MORE than 2,000 images of child pornography were removed from the Internet over the last year after complaints to the British industry watchdog, the Department of Trade and Industry announced yesterday.

In the first annual report from the industry-funded Internet Watch Foundation, the body said it had received 781 complaints referring to 4,300 items on the Net in the 12 months since it established a complaints hotline.

The reports were mainly about child pornography (85 per cent) with small proportions - about seven per cent each - covering matters such as financial scams, adult pornography, racism and malicious E-mails.

Only a small proportion of the items originated in the UK with the majority coming from the US (63 per cent), Japan (19 per cent) and Europe (11 per cent).
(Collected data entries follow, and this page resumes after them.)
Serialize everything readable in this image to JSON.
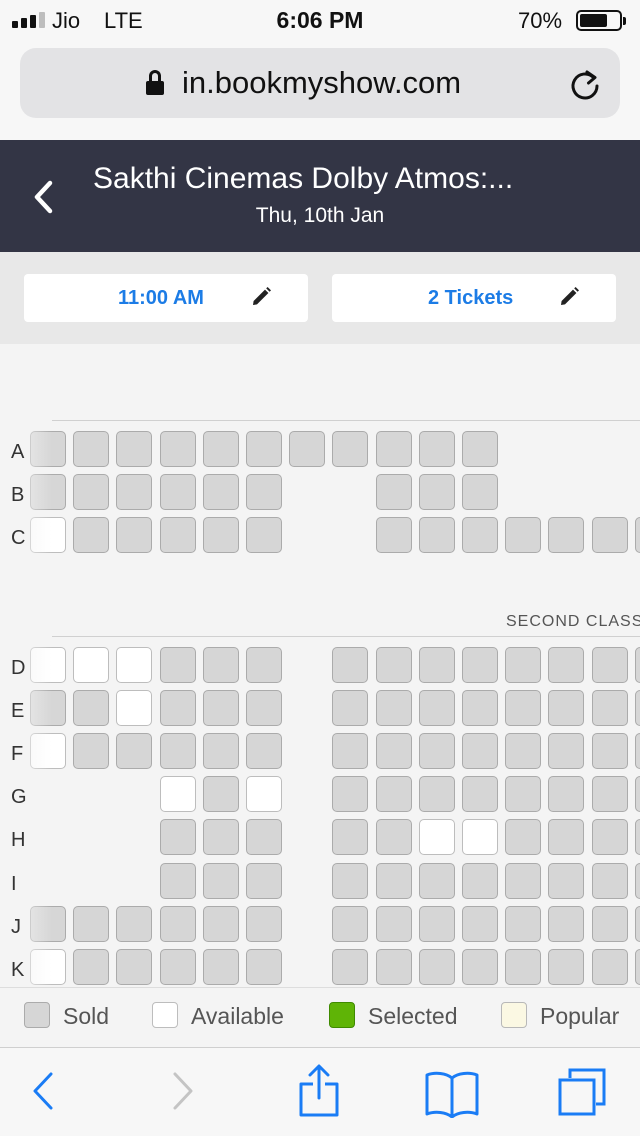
{
  "status_bar": {
    "carrier": "Jio",
    "network": "LTE",
    "time": "6:06 PM",
    "battery_percent": "70%",
    "battery_level": 0.7,
    "signal_bars": 3
  },
  "browser": {
    "url": "in.bookmyshow.com",
    "icons": {
      "lock": "lock-icon",
      "reload": "reload-icon"
    }
  },
  "header": {
    "title": "Sakthi Cinemas Dolby Atmos:...",
    "date": "Thu, 10th Jan",
    "back_icon": "chevron-left-icon"
  },
  "selectors": {
    "showtime": "11:00 AM",
    "tickets": "2 Tickets",
    "edit_icon": "pencil-icon"
  },
  "seat_map": {
    "section_label": "SECOND CLASS",
    "rows": [
      {
        "label": "A",
        "seats": [
          "S",
          "S",
          "S",
          "S",
          "S",
          "S",
          "S",
          "S",
          "S",
          "S",
          "S",
          null,
          null,
          null,
          null
        ]
      },
      {
        "label": "B",
        "seats": [
          "S",
          "S",
          "S",
          "S",
          "S",
          "S",
          null,
          null,
          "S",
          "S",
          "S",
          null,
          null,
          null,
          null
        ]
      },
      {
        "label": "C",
        "seats": [
          "A",
          "S",
          "S",
          "S",
          "S",
          "S",
          null,
          null,
          "S",
          "S",
          "S",
          "S",
          "S",
          "S",
          "S"
        ]
      },
      {
        "label": "D",
        "seats": [
          "A",
          "A",
          "A",
          "S",
          "S",
          "S",
          null,
          "S",
          "S",
          "S",
          "S",
          "S",
          "S",
          "S",
          "S"
        ]
      },
      {
        "label": "E",
        "seats": [
          "S",
          "S",
          "A",
          "S",
          "S",
          "S",
          null,
          "S",
          "S",
          "S",
          "S",
          "S",
          "S",
          "S",
          "S"
        ]
      },
      {
        "label": "F",
        "seats": [
          "A",
          "S",
          "S",
          "S",
          "S",
          "S",
          null,
          "S",
          "S",
          "S",
          "S",
          "S",
          "S",
          "S",
          "S"
        ]
      },
      {
        "label": "G",
        "seats": [
          null,
          null,
          null,
          "A",
          "S",
          "A",
          null,
          "S",
          "S",
          "S",
          "S",
          "S",
          "S",
          "S",
          "S"
        ]
      },
      {
        "label": "H",
        "seats": [
          null,
          null,
          null,
          "S",
          "S",
          "S",
          null,
          "S",
          "S",
          "A",
          "A",
          "S",
          "S",
          "S",
          "S"
        ]
      },
      {
        "label": "I",
        "seats": [
          null,
          null,
          null,
          "S",
          "S",
          "S",
          null,
          "S",
          "S",
          "S",
          "S",
          "S",
          "S",
          "S",
          "S"
        ]
      },
      {
        "label": "J",
        "seats": [
          "S",
          "S",
          "S",
          "S",
          "S",
          "S",
          null,
          "S",
          "S",
          "S",
          "S",
          "S",
          "S",
          "S",
          "S"
        ]
      },
      {
        "label": "K",
        "seats": [
          "A",
          "S",
          "S",
          "S",
          "S",
          "S",
          null,
          "S",
          "S",
          "S",
          "S",
          "S",
          "S",
          "S",
          "S"
        ]
      }
    ]
  },
  "legend": [
    {
      "label": "Sold",
      "color": "#d6d6d6"
    },
    {
      "label": "Available",
      "color": "#ffffff"
    },
    {
      "label": "Selected",
      "color": "#5fb406"
    },
    {
      "label": "Popular",
      "color": "#fbf8e3"
    }
  ],
  "toolbar": {
    "icons": [
      "back-icon",
      "forward-icon",
      "share-icon",
      "bookmarks-icon",
      "tabs-icon"
    ],
    "accent_color": "#1a7cf5"
  }
}
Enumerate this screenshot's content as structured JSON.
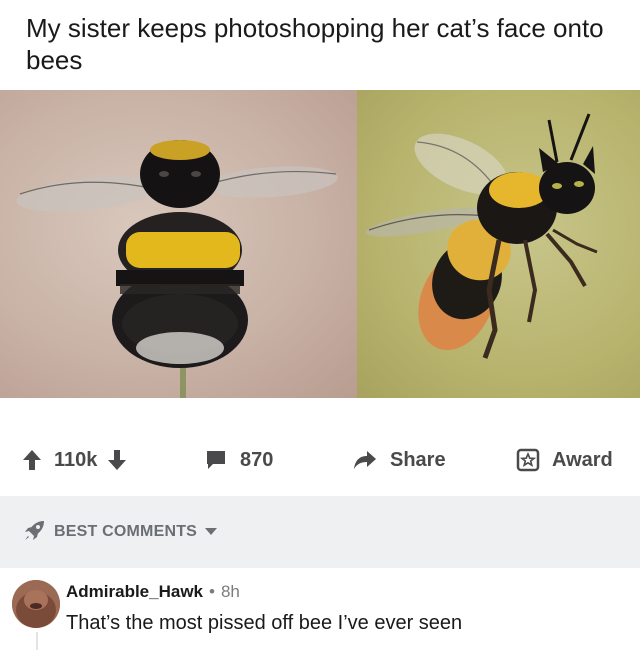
{
  "post": {
    "title": "My sister keeps photoshopping her cat’s face onto bees"
  },
  "actions": {
    "vote_count": "110k",
    "comment_count": "870",
    "share_label": "Share",
    "award_label": "Award"
  },
  "comments_section": {
    "sort_label": "BEST COMMENTS"
  },
  "comment": {
    "author": "Admirable_Hawk",
    "separator": "•",
    "time": "8h",
    "body": "That’s the most pissed off bee I’ve ever seen"
  },
  "colors": {
    "text": "#1a1a1b",
    "muted": "#6b6f73",
    "section_bg": "#eef0f2",
    "bee_yellow": "#e3b81c"
  },
  "icons": [
    "upvote-icon",
    "downvote-icon",
    "comment-icon",
    "share-icon",
    "award-icon",
    "rocket-icon",
    "caret-down-icon"
  ]
}
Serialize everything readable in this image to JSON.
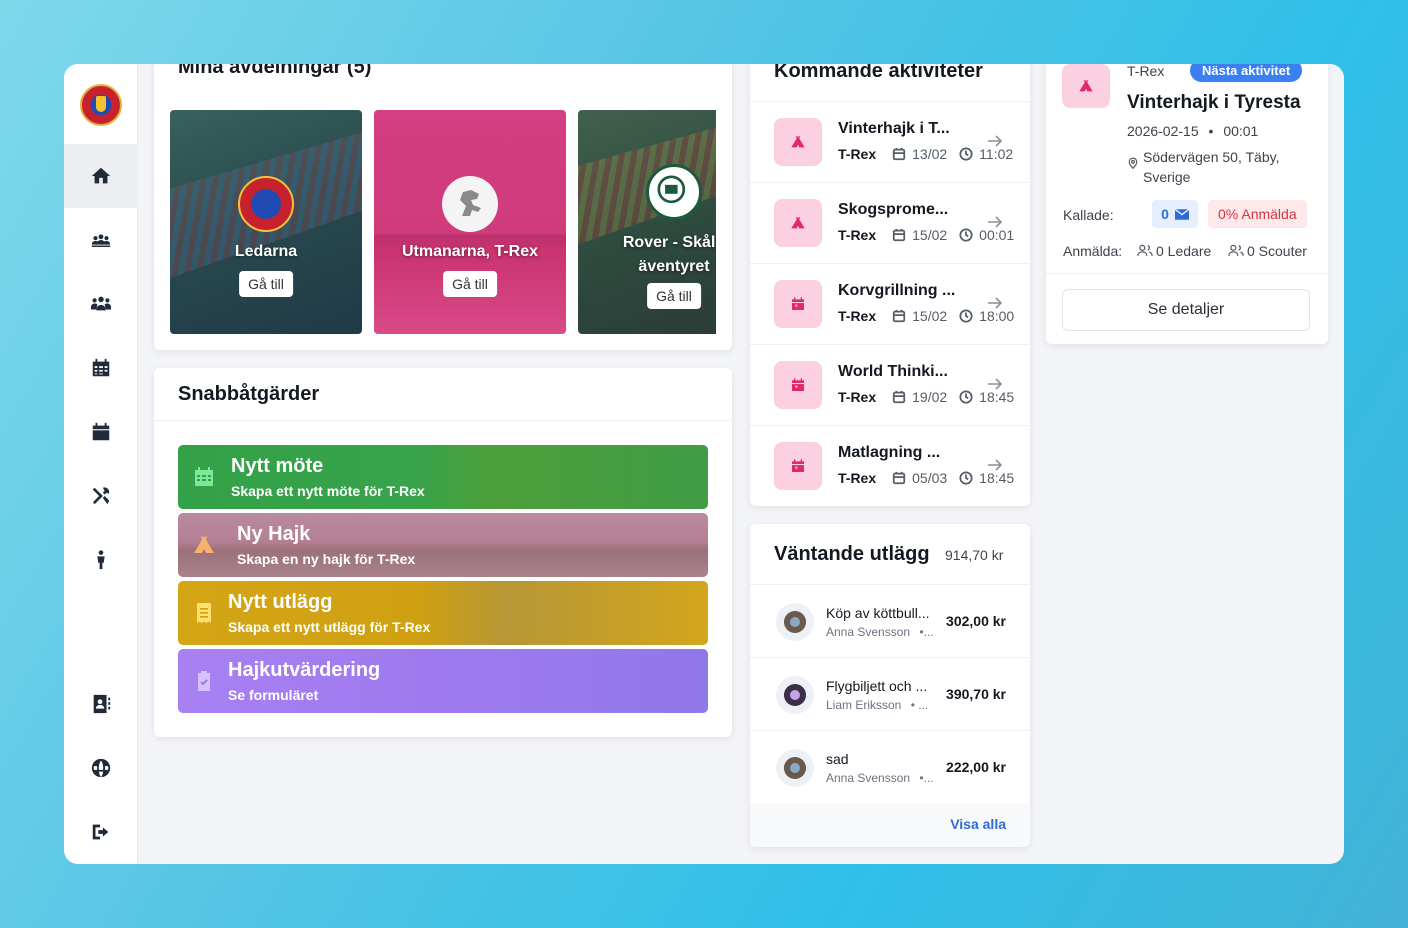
{
  "sidebar": {
    "logo": "scout-logo",
    "nav": [
      {
        "icon": "home-icon",
        "active": true
      },
      {
        "icon": "groups-icon"
      },
      {
        "icon": "users-icon"
      },
      {
        "icon": "calendar-grid-icon"
      },
      {
        "icon": "calendar-icon"
      },
      {
        "icon": "tools-icon"
      },
      {
        "icon": "person-icon"
      },
      {
        "icon": "contact-book-icon"
      },
      {
        "icon": "globe-icon"
      },
      {
        "icon": "logout-icon"
      }
    ]
  },
  "departments": {
    "title": "Mina avdelningar (5)",
    "items": [
      {
        "name": "Ledarna",
        "button": "Gå till",
        "color": "#1d4b5a"
      },
      {
        "name": "Utmanarna, T-Rex",
        "button": "Gå till",
        "color": "#d8357a"
      },
      {
        "name": "Rover - Skål för äventyret",
        "name_line1": "Rover - Skål f",
        "name_line2": "äventyret",
        "button": "Gå till",
        "color": "#3a4e3c"
      }
    ]
  },
  "quick_actions": {
    "title": "Snabbåtgärder",
    "items": [
      {
        "title": "Nytt möte",
        "subtitle": "Skapa ett nytt möte för T-Rex",
        "icon": "calendar-grid-icon",
        "color": "#3aa34b"
      },
      {
        "title": "Ny Hajk",
        "subtitle": "Skapa en ny hajk för T-Rex",
        "icon": "tent-icon",
        "color": "#b67e92"
      },
      {
        "title": "Nytt utlägg",
        "subtitle": "Skapa ett nytt utlägg för T-Rex",
        "icon": "receipt-icon",
        "color": "#d4a514"
      },
      {
        "title": "Hajkutvärdering",
        "subtitle": "Se formuläret",
        "icon": "clipboard-icon",
        "color": "#a07ef0"
      }
    ]
  },
  "activities": {
    "title": "Kommande aktiviteter",
    "items": [
      {
        "name": "Vinterhajk i T...",
        "unit": "T-Rex",
        "date": "13/02",
        "time": "11:02",
        "icon": "tent-icon"
      },
      {
        "name": "Skogsprome...",
        "unit": "T-Rex",
        "date": "15/02",
        "time": "00:01",
        "icon": "tent-icon"
      },
      {
        "name": "Korvgrillning ...",
        "unit": "T-Rex",
        "date": "15/02",
        "time": "18:00",
        "icon": "calendar-icon"
      },
      {
        "name": "World Thinki...",
        "unit": "T-Rex",
        "date": "19/02",
        "time": "18:45",
        "icon": "calendar-icon"
      },
      {
        "name": "Matlagning ...",
        "unit": "T-Rex",
        "date": "05/03",
        "time": "18:45",
        "icon": "calendar-icon"
      }
    ]
  },
  "next_activity": {
    "unit": "T-Rex",
    "badge": "Nästa aktivitet",
    "title": "Vinterhajk i Tyresta",
    "date": "2026-02-15",
    "separator": "•",
    "time": "00:01",
    "location_line1": "Södervägen 50, Täby,",
    "location_line2": "Sverige",
    "called_label": "Kallade:",
    "called_count": "0",
    "signed_pct": "0% Anmälda",
    "signed_label": "Anmälda:",
    "leaders": "0 Ledare",
    "scouts": "0 Scouter",
    "details_button": "Se detaljer"
  },
  "expenses": {
    "title": "Väntande utlägg",
    "total": "914,70 kr",
    "items": [
      {
        "title": "Köp av köttbull...",
        "person": "Anna Svensson",
        "more": "•...",
        "amount": "302,00 kr",
        "avatar_color": "#7d6b5c"
      },
      {
        "title": "Flygbiljett och ...",
        "person": "Liam Eriksson",
        "more": "•   ...",
        "amount": "390,70 kr",
        "avatar_color": "#4b3b5e"
      },
      {
        "title": "sad",
        "person": "Anna Svensson",
        "more": "•...",
        "amount": "222,00 kr",
        "avatar_color": "#7d6b5c"
      }
    ],
    "view_all": "Visa alla"
  }
}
Public complaints had resulted in a number of prosecutions in Britain, but the exact number is not known as police records do not differentiate between child pornography on the Internet and that which is produced through traditional means.

The IWF acknowledges that the amount it catches is just a "very small proportion" of the total available on the Internet.

The foundation is working on software which can find sites likely to contain illegal material and IWF chairman David Kerr said he hoped within 18 months they would have developed free software which would help parents regulate what children had access to.

The DTI minister Barbara Roche welcomed the work done by the IWF and announced a Government review aimed at widening its role.